Despite the success of ctDNA-guided de-escalation in Stage II disease, the DYNAMIC-3 trial in Stage III patients showed that ctDNA-negative patients had worse outcomes with de-escalated therapy. This serves as a critical warning against this de-escalation strategy in higher-risk patients for now.
Oncologists are more comfortable using a positive ctDNA test to escalate care (e.g., recommend chemo for a low-risk Stage II patient). However, they are more hesitant to use a negative test to de-escalate or withhold standard chemo for higher-risk patients, pending more definitive trial data.
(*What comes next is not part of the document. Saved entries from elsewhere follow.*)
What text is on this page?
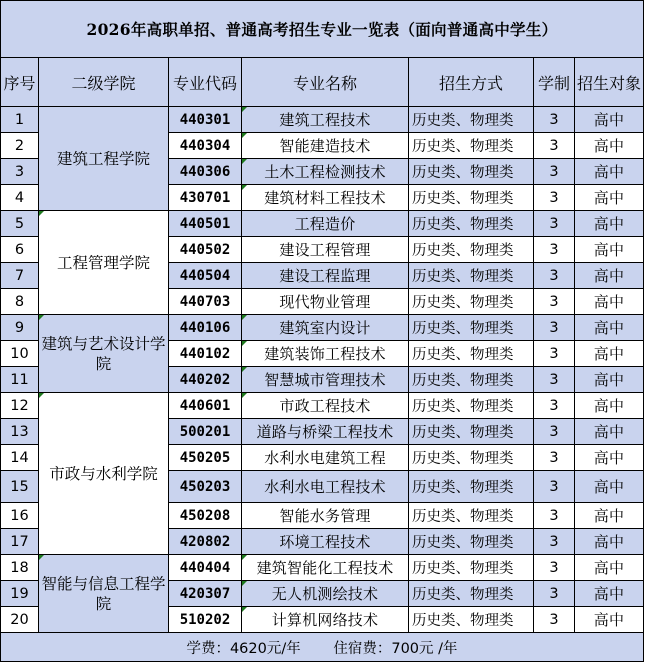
2026年高职单招、普通高考招生专业一览表（面向普通高中学生）						
序号	二级学院	专业代码	专业名称	招生方式	学制	招生对象
1	建筑工程学院	440301	建筑工程技术	历史类、物理类	3	高中
2		440304	智能建造技术	历史类、物理类	3	高中
3		440306	土木工程检测技术	历史类、物理类	3	高中
4		430701	建筑材料工程技术	历史类、物理类	3	高中
5	工程管理学院	440501	工程造价	历史类、物理类	3	高中
6		440502	建设工程管理	历史类、物理类	3	高中
7		440504	建设工程监理	历史类、物理类	3	高中
8		440703	现代物业管理	历史类、物理类	3	高中
9	建筑与艺术设计学院	440106	建筑室内设计	历史类、物理类	3	高中
10		440102	建筑装饰工程技术	历史类、物理类	3	高中
11		440202	智慧城市管理技术	历史类、物理类	3	高中
12	市政与水利学院	440601	市政工程技术	历史类、物理类	3	高中
13		500201	道路与桥梁工程技术	历史类、物理类	3	高中
14		450205	水利水电建筑工程	历史类、物理类	3	高中
15		450203	水利水电工程技术	历史类、物理类	3	高中
16		450208	智能水务管理	历史类、物理类	3	高中
17		420802	环境工程技术	历史类、物理类	3	高中
18	智能与信息工程学院	440404	建筑智能化工程技术	历史类、物理类	3	高中
19		420307	无人机测绘技术	历史类、物理类	3	高中
20		510202	计算机网络技术	历史类、物理类	3	高中
学费：4620元/年 住宿费：700元 /年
Observational data from the BESPOKE study showed that the survival benefit from adjuvant chemotherapy was only seen in patients who tested positive for ctDNA post-surgery. In contrast, ctDNA-negative patients had overlapping survival curves whether they received chemotherapy or not, questioning its utility for that group.
Tumor-informed ctDNA assays, which require a tissue sample, are highly sensitive and well-suited for the adjuvant setting where tissue is available and time is less critical. In the metastatic setting, logistical challenges and the need for faster results make this approach less practical.